East side neighborhoods plan for the future

The updated neighborhood planning process for Eken Park, Emerson East and the unincorporated area of Yahara (EEEPY) is nearing its end.

Since September of 2013, a steering committee comprised of six to seven residents from the neighborhoods, with the insight of the District 2 and District 12 alders and a City of Madison planning division official, have met monthly to brainstorm development proposals for the area.

Topics the new plan will address include housing, transportation, economic development, land use and agricultural, natural and cultural resources.

The area’s last plan, implemented in 1998, featured the Emerson East and Eken Park neighborhoods. The Yahara area, located in Maple Bluff, is soon to be annexed into Madison. The 1998 plan identified 11 key issues in need of improvement. These included redevelopment of underutilized properties, additional affordable senior housing and an increase in pedestrian and bicycle safety.

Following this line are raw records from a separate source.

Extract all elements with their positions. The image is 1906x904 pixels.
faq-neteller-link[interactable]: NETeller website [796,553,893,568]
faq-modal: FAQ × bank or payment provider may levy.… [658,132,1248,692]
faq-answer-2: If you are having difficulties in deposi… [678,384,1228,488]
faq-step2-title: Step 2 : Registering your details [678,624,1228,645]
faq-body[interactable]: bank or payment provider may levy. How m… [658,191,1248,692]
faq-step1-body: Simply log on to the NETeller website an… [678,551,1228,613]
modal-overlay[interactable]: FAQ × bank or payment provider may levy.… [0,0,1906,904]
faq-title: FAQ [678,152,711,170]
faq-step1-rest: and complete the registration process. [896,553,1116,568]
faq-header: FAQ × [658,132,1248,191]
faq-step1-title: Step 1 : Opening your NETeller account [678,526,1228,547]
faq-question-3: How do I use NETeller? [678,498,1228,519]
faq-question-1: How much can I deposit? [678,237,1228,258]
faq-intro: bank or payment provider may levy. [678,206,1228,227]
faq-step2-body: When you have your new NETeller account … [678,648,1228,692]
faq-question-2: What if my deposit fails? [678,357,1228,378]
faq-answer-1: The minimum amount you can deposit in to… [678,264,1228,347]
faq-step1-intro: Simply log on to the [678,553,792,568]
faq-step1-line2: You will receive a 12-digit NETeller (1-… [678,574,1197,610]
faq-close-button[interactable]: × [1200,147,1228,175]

According to a City of Madison’s Department of Planning and Community and Economic Development website, the document is designed to “initiate, direct and manage decisions” for the area over the next 10 years.

“The plan is a guide for policy makers, developers and others who will implement it,” Linda Horvath, Urban Planner at the City of Madison and project manager of the EEEPY planning process, said.

According to Horvath, the neighborhoods secured $145,000 of Community Development Block Grant (CDBG) funds to spend. In order to qualify for the funds, 51 percent of the residents must be of low or moderate income.

Neighborhood branding will likely be a guiding component of the new plan. This includes the potential for new neighborhood signs, fencing and area ‘beautification.’

The latest meeting, held on March 25, is one of the last until a public open house, set to be held in May.

A final steering committee meeting will follow the open house to vote on the final draft’s approval. The final draft will then go to the Common Council, likely in June, where a number of other city commissions will review the draft’s proposals for possible implementation.

“[The plan] gives the city a benchmark,” Arthur Hackett, a member of the steering committee, said.

Hackett said the purpose of the steering committee is to generate conceptual development plans. He said the committee gives the planning department “some sort of guidance in advance.”

“Some things happen really fast and not with a lot of warning,” he said. “The city doesn’t have time to run stuff past the neighborhoods.”